Das endlose Kleid
DAS LICHT IM KASTEN / KAMMERSPIELE / ELFRIEDE JELINEK
19/11/18 „Die Natur würde, überließe man ihr die Entscheidung, lieber aus Kunststoff sein, damit sie nicht unter unseren Tritten verrotten müsste.“ Gegen Elfriede Jelinek kann man sich nicht wehren. Ihr spätes Stück Das Licht im Kasten ist ein Versuch, die Sprache der Mode zu sprechen, eine Übersetzung zwischen Textur und Text.
Von Franz Jäger-Waldau
Die Sprache der Mode umschreibt Roland Barthes als „endloses Kleid“. Seine Bedeutung ist die unendliche Erzählung der Rede über Mode. Die Mode ist gleichzeitig zeitlos, weil sie kein Ende findet und unendliche viele Enden hat. Das „endlose Kleid“ ist also nicht mehr als eine Spur über dem nackten Körper, seine wallende Textur ist aus Sprache und Stoff gewoben: Sie verbirgt und entbirgt nahtlos Körperteile, damit die Teile sich nicht wieder zu Körpern binden. „Der Körper ist sozusagen das Gegenteil der Mode, weil er eben das letzte ist, das die Mode sieht“, schreibt Jelinek und hat auch noch recht.

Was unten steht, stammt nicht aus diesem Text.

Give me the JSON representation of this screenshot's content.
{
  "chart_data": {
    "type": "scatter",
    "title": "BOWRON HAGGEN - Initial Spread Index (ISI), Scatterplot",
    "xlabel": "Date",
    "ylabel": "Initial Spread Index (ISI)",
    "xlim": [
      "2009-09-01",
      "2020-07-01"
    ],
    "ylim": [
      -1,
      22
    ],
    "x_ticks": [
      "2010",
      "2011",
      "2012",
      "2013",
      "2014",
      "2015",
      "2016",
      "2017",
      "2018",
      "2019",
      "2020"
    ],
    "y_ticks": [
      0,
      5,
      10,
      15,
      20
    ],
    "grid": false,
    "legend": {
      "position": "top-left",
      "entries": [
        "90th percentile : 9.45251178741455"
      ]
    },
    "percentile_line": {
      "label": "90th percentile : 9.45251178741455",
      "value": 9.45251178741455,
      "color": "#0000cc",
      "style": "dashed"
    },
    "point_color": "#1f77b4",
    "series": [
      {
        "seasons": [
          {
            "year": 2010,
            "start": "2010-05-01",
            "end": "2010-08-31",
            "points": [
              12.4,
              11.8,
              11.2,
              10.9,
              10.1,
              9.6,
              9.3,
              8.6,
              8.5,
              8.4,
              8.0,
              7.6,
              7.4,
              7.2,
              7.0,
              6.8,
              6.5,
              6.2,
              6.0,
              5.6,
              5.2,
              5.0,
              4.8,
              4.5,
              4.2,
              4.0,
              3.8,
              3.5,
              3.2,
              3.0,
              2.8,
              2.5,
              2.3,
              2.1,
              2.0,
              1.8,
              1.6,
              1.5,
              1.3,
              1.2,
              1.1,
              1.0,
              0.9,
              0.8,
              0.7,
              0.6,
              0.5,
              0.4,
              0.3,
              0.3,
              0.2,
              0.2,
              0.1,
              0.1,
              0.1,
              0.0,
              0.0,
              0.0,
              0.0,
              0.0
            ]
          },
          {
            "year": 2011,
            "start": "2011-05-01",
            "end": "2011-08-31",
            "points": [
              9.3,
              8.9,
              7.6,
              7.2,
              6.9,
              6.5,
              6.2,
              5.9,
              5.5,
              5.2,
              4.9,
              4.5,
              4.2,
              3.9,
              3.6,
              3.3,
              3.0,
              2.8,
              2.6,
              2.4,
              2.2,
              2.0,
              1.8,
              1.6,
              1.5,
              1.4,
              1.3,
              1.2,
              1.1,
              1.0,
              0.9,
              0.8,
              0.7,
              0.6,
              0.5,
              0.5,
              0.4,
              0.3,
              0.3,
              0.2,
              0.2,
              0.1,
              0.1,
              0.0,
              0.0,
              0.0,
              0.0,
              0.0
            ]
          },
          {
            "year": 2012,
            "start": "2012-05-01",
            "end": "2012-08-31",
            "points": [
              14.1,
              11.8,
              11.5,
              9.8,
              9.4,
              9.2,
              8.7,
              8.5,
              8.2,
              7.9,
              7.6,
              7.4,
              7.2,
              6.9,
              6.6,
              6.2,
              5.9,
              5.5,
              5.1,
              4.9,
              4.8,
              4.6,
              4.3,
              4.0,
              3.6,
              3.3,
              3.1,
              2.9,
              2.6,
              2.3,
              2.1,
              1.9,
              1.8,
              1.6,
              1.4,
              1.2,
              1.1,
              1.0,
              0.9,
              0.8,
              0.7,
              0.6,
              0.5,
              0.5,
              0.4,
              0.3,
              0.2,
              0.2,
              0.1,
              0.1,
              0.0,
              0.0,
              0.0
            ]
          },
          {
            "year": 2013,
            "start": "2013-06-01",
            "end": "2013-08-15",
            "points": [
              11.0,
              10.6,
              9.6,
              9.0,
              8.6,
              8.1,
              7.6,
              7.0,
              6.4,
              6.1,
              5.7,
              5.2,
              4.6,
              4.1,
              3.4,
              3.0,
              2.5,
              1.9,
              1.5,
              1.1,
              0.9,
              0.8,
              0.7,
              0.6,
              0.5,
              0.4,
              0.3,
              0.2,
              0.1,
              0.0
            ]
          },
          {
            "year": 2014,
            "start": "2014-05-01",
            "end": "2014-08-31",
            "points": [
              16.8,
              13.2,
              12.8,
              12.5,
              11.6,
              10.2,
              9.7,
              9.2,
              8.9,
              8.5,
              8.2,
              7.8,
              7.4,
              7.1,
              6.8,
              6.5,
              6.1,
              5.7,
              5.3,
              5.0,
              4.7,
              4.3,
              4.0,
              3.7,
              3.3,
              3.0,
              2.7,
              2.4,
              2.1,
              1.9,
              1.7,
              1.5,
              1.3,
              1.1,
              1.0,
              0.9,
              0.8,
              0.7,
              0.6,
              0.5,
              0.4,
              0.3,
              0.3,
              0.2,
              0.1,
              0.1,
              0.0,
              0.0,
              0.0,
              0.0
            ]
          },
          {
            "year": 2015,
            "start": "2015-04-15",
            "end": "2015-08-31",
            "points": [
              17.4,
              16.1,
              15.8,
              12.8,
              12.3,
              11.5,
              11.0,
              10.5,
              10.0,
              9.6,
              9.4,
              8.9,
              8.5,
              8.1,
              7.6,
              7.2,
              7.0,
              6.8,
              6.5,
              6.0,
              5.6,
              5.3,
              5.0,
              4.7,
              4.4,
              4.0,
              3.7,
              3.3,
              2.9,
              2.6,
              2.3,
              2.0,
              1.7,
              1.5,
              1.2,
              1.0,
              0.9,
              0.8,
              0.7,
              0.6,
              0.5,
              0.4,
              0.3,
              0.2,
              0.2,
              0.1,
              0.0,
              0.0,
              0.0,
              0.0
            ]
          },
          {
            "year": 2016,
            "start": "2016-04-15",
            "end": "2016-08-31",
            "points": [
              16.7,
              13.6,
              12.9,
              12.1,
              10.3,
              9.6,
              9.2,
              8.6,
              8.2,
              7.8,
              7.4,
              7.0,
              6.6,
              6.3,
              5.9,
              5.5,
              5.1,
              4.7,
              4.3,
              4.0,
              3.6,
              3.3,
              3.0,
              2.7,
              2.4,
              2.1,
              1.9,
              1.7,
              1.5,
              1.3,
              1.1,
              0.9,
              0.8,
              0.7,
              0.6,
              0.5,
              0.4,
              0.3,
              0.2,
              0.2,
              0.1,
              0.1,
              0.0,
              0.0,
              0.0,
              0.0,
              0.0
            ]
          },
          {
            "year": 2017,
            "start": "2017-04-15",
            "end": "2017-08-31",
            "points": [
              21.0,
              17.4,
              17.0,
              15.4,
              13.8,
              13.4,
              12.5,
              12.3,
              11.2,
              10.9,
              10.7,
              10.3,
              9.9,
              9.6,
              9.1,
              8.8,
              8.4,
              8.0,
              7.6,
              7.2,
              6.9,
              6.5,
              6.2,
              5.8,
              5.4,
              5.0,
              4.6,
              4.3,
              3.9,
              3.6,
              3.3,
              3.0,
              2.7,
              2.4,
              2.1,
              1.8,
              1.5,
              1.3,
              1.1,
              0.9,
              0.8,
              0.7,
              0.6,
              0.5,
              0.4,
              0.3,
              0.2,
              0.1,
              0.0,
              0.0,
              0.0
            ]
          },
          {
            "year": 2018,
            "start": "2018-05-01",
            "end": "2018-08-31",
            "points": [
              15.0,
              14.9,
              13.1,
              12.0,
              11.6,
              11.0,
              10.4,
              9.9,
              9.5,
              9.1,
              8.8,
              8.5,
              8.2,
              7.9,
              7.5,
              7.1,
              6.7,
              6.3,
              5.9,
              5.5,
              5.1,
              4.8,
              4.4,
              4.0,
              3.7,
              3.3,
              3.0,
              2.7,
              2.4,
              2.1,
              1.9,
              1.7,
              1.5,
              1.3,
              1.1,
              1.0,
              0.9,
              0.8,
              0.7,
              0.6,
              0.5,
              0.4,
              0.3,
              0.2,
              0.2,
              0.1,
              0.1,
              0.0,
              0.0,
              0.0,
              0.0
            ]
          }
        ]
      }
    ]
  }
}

Die Inszenierung der Kammerspiele beginnt mit Licht. Im Bühnenkasten erblüht eine teletubbie-esque Idylle, ein persifliertes Paradies. Es gibt keine Farben, es gibt nur Weiß; es gibt zwar Äpfel, aber keine Schlange, es gibt keine Rollen, es gibt Stimmen. Die Rolle ist eine Frage der Kleidung, die Kleidung eine Frage der Mode. Sie überzieht die Körper willkürlich mit Charakteren: Aktivisten, Polizisten, Kapitalisten und Narzissten. Zweigeteilt wird die Bühne durch einen länglichen Podest mit Doppelfunktion: Dort laufen Waren auf den Fließband - und auf dem Laufsteg ebenfalls. Kleidung kommt und Kleidung geht, dazwischen und darunter vermutet man Menschen. Bei allem findet das Ensemble der Kammerspiele den Mut, sich die Freiheit zu nehmen, die ihm der Text gibt: Das Licht im Kasten schreibt keine Sprechrollen oder Gliederungen vor, Jelinek fördert pures Textmaterial. Ihr strenges kompositorisches Prinzip, oftmals als brutale „Sprachwucht“ verkannt, kommt ganz ohne Regieanweisungen und Erklärungen aus. Die Inszenierung geht mit dieser Ladung zumeist sorgfältig um, leistet sich höchstens Umstellungen und sporadische Hinzudichtungen. Ihr gelingt sogar, die Ohnmacht der Kritik, und damit der eigenen Form, aufzuzeigen: Dekonstruktionsversuche werden von der Mode umgewendet und in ihre Textur eingeflochten. Nicht in Mode zu sein, ist in Mode. Das Licht im Kasten ist kein Licht der Erkenntnis, weil die Kleidung den Körper davor schützt. Jelineks dunkle Ironie verleitet leider aber auch hier zur Verdünnung des Ausdrucksspektrums: Das Lachen braucht Lächerlichkeit, was ernst ist, muss geschrien werden. Damit bleibt die Inszenierung mit ihrer Oberflächenkritik selbst an der Oberfläche. Gelungen ist dagegen der Investiturstreit zwischen Sein oder Schein – und die Schilderung des ontologischen Dilemmas des „Schein oder Nichtsein“, denn das Geld regiert auch diesen Diskurs. „Schiebe ich die Kleidung zwischen mich und das Nichts, damit ich dableiben kann, ohne dass man merkt, dass ich da war?“ Ein von Walter Sachers kühn vorgetragener Schlussmonolog endet im modischen Tabu der Nacktheit. Wo vom Nichts im Inneren nicht mehr durch alles Äußere abgelenkt werden kann, führt die Flucht vor dem Licht im Kasten den Verschnitt, den Menschenkörper, in den leeren Kleidersack.